Some political pundits blame the new record of uncontested seats on the abolition of appointed seats starting from the upcoming term.
But that’s not an excuse for democrats to just leave those communities in the hands of pro-Beijing politicians for the next four years and let them enjoy an uncontested influence over the formulation of government policies.
It may be that the democrats lack the wherewithal to challenge all the seats, given that Beijing is deploying massive resources to support their comrades in the grassroots battles.
For example, the Liaison Office of the Central Government in Hong Kong is known to have a task force to deal with local district affairs. The task force assists pro-Beijing district councillors in the matter of local district development as well as in coordinating with merchants in providing food and other subsidies to local residents.
And so it is common to see long queues outside the offices of pro-Beijing district councillors during Lunar New Year and other festivals as the councillors dole out rice, canned goods and other gifts to local residents.

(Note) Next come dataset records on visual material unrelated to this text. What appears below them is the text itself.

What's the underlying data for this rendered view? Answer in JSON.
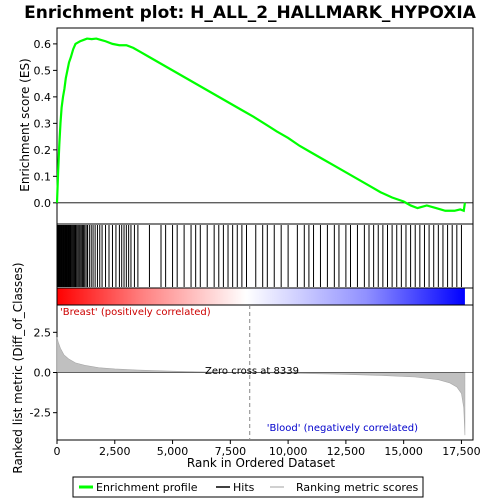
{
  "chart_data": {
    "type": "line",
    "title": "Enrichment plot: H_ALL_2_HALLMARK_HYPOXIA",
    "xlabel": "Rank in Ordered Dataset",
    "xlim": [
      0,
      18000
    ],
    "x_ticks": [
      0,
      2500,
      5000,
      7500,
      10000,
      12500,
      15000,
      17500
    ],
    "x_tick_labels": [
      "0",
      "2,500",
      "5,000",
      "7,500",
      "10,000",
      "12,500",
      "15,000",
      "17,500"
    ],
    "enrichment": {
      "ylabel": "Enrichment score (ES)",
      "ylim": [
        -0.08,
        0.66
      ],
      "y_ticks": [
        0.0,
        0.1,
        0.2,
        0.3,
        0.4,
        0.5,
        0.6
      ],
      "y_tick_labels": [
        "0.0",
        "0.1",
        "0.2",
        "0.3",
        "0.4",
        "0.5",
        "0.6"
      ],
      "series_name": "Enrichment profile",
      "color": "#00ff00",
      "x": [
        0,
        50,
        100,
        150,
        200,
        260,
        320,
        380,
        450,
        520,
        600,
        700,
        800,
        900,
        1000,
        1150,
        1300,
        1500,
        1700,
        1900,
        2100,
        2400,
        2700,
        3000,
        3300,
        3600,
        4000,
        4500,
        5000,
        5500,
        6000,
        6500,
        7000,
        7500,
        8000,
        8500,
        9000,
        9500,
        10000,
        10500,
        11000,
        11500,
        12000,
        12500,
        13000,
        13500,
        14000,
        14500,
        15000,
        15300,
        15600,
        16000,
        16400,
        16800,
        17200,
        17450,
        17600,
        17650
      ],
      "y": [
        0.0,
        0.12,
        0.22,
        0.3,
        0.36,
        0.4,
        0.43,
        0.47,
        0.5,
        0.53,
        0.55,
        0.58,
        0.6,
        0.605,
        0.61,
        0.615,
        0.62,
        0.618,
        0.62,
        0.615,
        0.61,
        0.6,
        0.595,
        0.595,
        0.585,
        0.57,
        0.55,
        0.525,
        0.5,
        0.475,
        0.45,
        0.425,
        0.4,
        0.375,
        0.35,
        0.325,
        0.298,
        0.27,
        0.245,
        0.215,
        0.19,
        0.165,
        0.14,
        0.115,
        0.09,
        0.065,
        0.04,
        0.02,
        0.005,
        -0.01,
        -0.02,
        -0.01,
        -0.02,
        -0.03,
        -0.03,
        -0.025,
        -0.03,
        0.0
      ]
    },
    "hits": {
      "series_name": "Hits",
      "color": "#000000",
      "positions": [
        20,
        45,
        70,
        95,
        120,
        150,
        180,
        210,
        240,
        270,
        300,
        330,
        360,
        390,
        420,
        450,
        480,
        510,
        540,
        570,
        600,
        640,
        680,
        720,
        760,
        800,
        850,
        900,
        950,
        1000,
        1050,
        1100,
        1150,
        1200,
        1260,
        1320,
        1400,
        1480,
        1560,
        1650,
        1750,
        1850,
        1950,
        2100,
        2250,
        2400,
        2550,
        2700,
        2800,
        2900,
        3000,
        3100,
        3200,
        3350,
        3500,
        4000,
        4500,
        4700,
        5000,
        5200,
        5500,
        5800,
        6000,
        6200,
        6500,
        6800,
        7000,
        7200,
        7400,
        7600,
        7800,
        8000,
        8200,
        8600,
        8900,
        9100,
        9400,
        9700,
        10000,
        10400,
        10700,
        10900,
        11100,
        11400,
        11700,
        12000,
        12200,
        12500,
        12700,
        13000,
        13300,
        13500,
        13700,
        13900,
        14100,
        14300,
        14500,
        14700,
        14900,
        15100,
        15300,
        15500,
        15700,
        15900,
        16100,
        16300,
        16500,
        16700,
        16900,
        17100,
        17300,
        17500
      ]
    },
    "ranked_metric": {
      "ylabel": "Ranked list metric (Diff_of_Classes)",
      "series_name": "Ranking metric scores",
      "color": "#c0c0c0",
      "ylim": [
        -4.2,
        4.2
      ],
      "y_ticks": [
        -2.5,
        0.0,
        2.5
      ],
      "y_tick_labels": [
        "-2.5",
        "0.0",
        "2.5"
      ],
      "x": [
        0,
        50,
        150,
        300,
        500,
        800,
        1200,
        1800,
        2500,
        3500,
        5000,
        6500,
        8339,
        10000,
        12000,
        14000,
        15500,
        16500,
        17000,
        17300,
        17500,
        17600,
        17650
      ],
      "y": [
        2.2,
        1.9,
        1.5,
        1.1,
        0.85,
        0.6,
        0.45,
        0.3,
        0.22,
        0.15,
        0.08,
        0.03,
        0.0,
        -0.04,
        -0.1,
        -0.18,
        -0.28,
        -0.45,
        -0.65,
        -0.9,
        -1.3,
        -2.2,
        -3.9
      ]
    },
    "zero_cross": 8339,
    "zero_cross_label": "Zero cross at 8339",
    "positive_label": "'Breast' (positively correlated)",
    "positive_color": "#cc0000",
    "negative_label": "'Blood' (negatively correlated)",
    "negative_color": "#0000cc",
    "legend": {
      "placement": "bottom",
      "items": [
        {
          "label": "Enrichment profile",
          "color": "#00ff00"
        },
        {
          "label": "Hits",
          "color": "#000000"
        },
        {
          "label": "Ranking metric scores",
          "color": "#c0c0c0"
        }
      ]
    }
  }
}
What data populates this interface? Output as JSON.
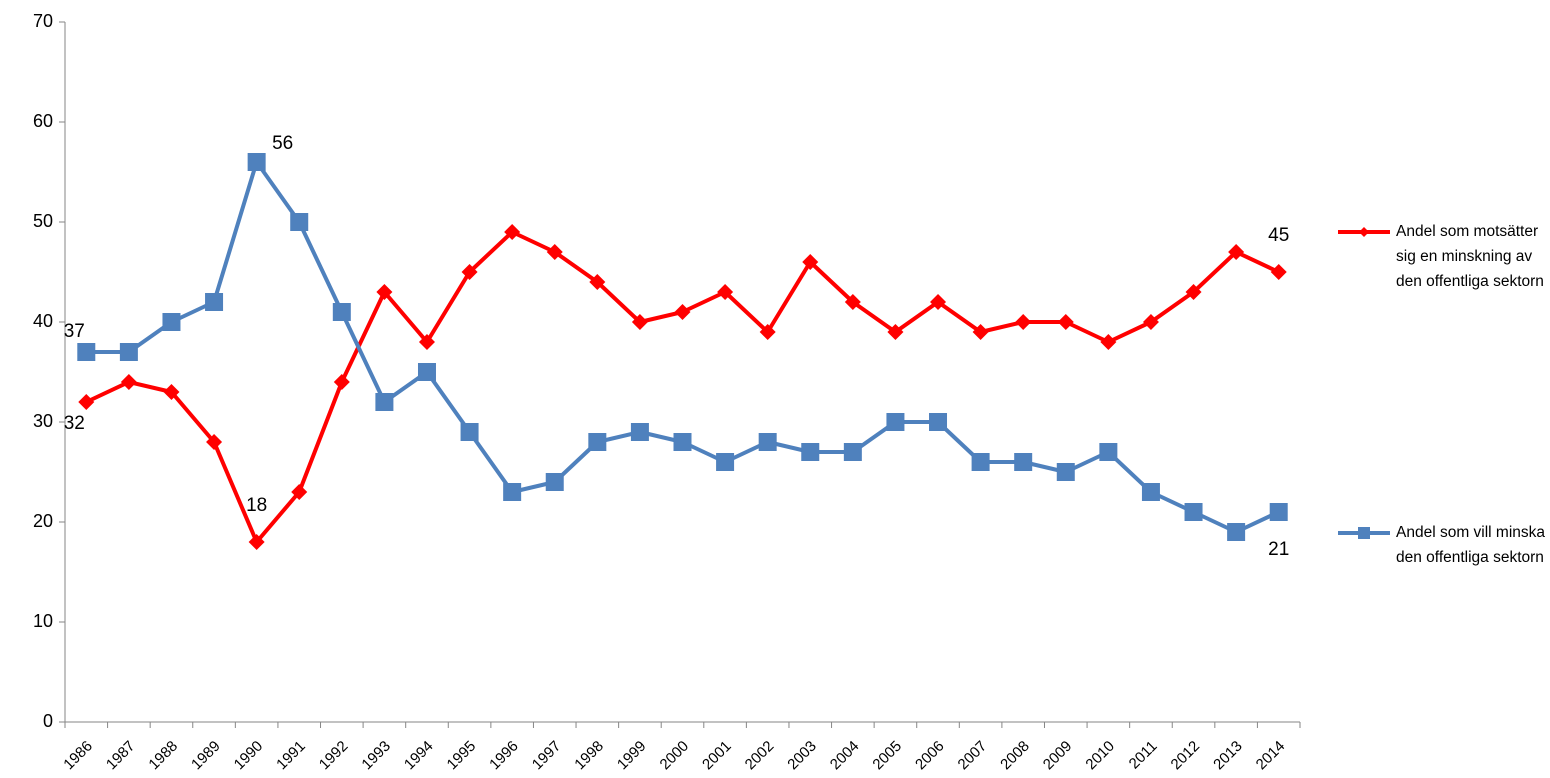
{
  "chart_data": {
    "type": "line",
    "categories": [
      "1986",
      "1987",
      "1988",
      "1989",
      "1990",
      "1991",
      "1992",
      "1993",
      "1994",
      "1995",
      "1996",
      "1997",
      "1998",
      "1999",
      "2000",
      "2001",
      "2002",
      "2003",
      "2004",
      "2005",
      "2006",
      "2007",
      "2008",
      "2009",
      "2010",
      "2011",
      "2012",
      "2013",
      "2014"
    ],
    "series": [
      {
        "name": "Andel som motsätter sig en minskning av den offentliga sektorn",
        "color": "#ff0000",
        "marker": "diamond",
        "values": [
          32,
          34,
          33,
          28,
          18,
          23,
          34,
          43,
          38,
          45,
          49,
          47,
          44,
          40,
          41,
          43,
          39,
          46,
          42,
          39,
          42,
          39,
          40,
          40,
          38,
          40,
          43,
          47,
          45
        ]
      },
      {
        "name": "Andel som vill minska den offentliga sektorn",
        "color": "#4f81bd",
        "marker": "square",
        "values": [
          37,
          37,
          40,
          42,
          56,
          50,
          41,
          32,
          35,
          29,
          23,
          24,
          28,
          29,
          28,
          26,
          28,
          27,
          27,
          30,
          30,
          26,
          26,
          25,
          27,
          23,
          21,
          19,
          21
        ]
      }
    ],
    "ylim": [
      0,
      70
    ],
    "yticks": [
      0,
      10,
      20,
      30,
      40,
      50,
      60,
      70
    ],
    "grid": false,
    "legend": "right"
  }
}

Nothing wrong with that, as those freebies are given beyond the election period; they won’t be treated as bribes but a form of community service to the public. Besides, the people expect to receive those freebies.
Those freebies allow the pro-Beijing camp to gain enormous goodwill among the people and provide them with the opportunity to build their voters’ data base, which will come in handy when the next election comes.
Such data base worked well in previous elections and successfully helped the pro-Beijing camp to boost the number of their seats in District Councils and the Legislative Council.
Apart from the traditional pro-Beijing parties, this year’s elections will see the emergence of young, “independent” candidates. But it’s easy to discern their true political colors; many of these candidates are actually members or officials of local pro-Beijing associations.
These candidates will further boost the influence of the pro-Beijing camp in the local communities.
The odds may be against the pro-democratic camp, but that is no reason for them to hand over the District Council seats to the establishment without a fight.
The Democratic Party, which claims to be the biggest party in the opposition camp, will only field 94 candidates in the November polls, down from 132 in the 2011 elections. At present, it has 44 council representatives.
What is the party’s strategy in the District Council elections? Indeed, the party has legislative councillors in all the five geographical constituencies, and they have sufficient local supporters to make a good showing in the November elections.
But it seems that the party’s leadership is afraid of losing more seats in the upcoming elections, and has decided to scale down their list of candidates.
By and large, the Democratic Party is the opposition group that has the organization and resources to challenge the pro-Beijing DAB in the local contests.
But because of their soft stance toward Beijing, they have disappointed some pro-democracy groups such as the localists. And in the November polls, those localist groups will be challenging not the pro-Beijing camp but their pan-democrat counterparts.
Such a strange strategy will not benefit the opposition camp but help pro-Beijing politicians to expand their sphere of influence without any competition.
Civic Passion, a localist group, has announced it will field six members in the District Council elections. They will face Democratic Party candidates in five of the six districts.
One arena that will be closely watched is the Lok Tsui constituency in Tuen Mun, where Cheng Chung-tai, a teaching fellow at Polytechnic University, will challenge Democratic Party district councillor and lawmaker Albert Ho Chun-yan.
And so the democrats will find themselves having to battle it out with pro-Beijing, localist and supposedly independent candidates in the upcoming polls, while leaving around 20 percent of the District Council seats to the pro-establishment camp without any contest.
Should the pan-democrats suffer a drubbing in the Nov. 22 exercise, they would most probably assign the blame to Beijing’s intervention in local affairs. But it is clear, even before the election day comes, that they have no one to blame but themselves.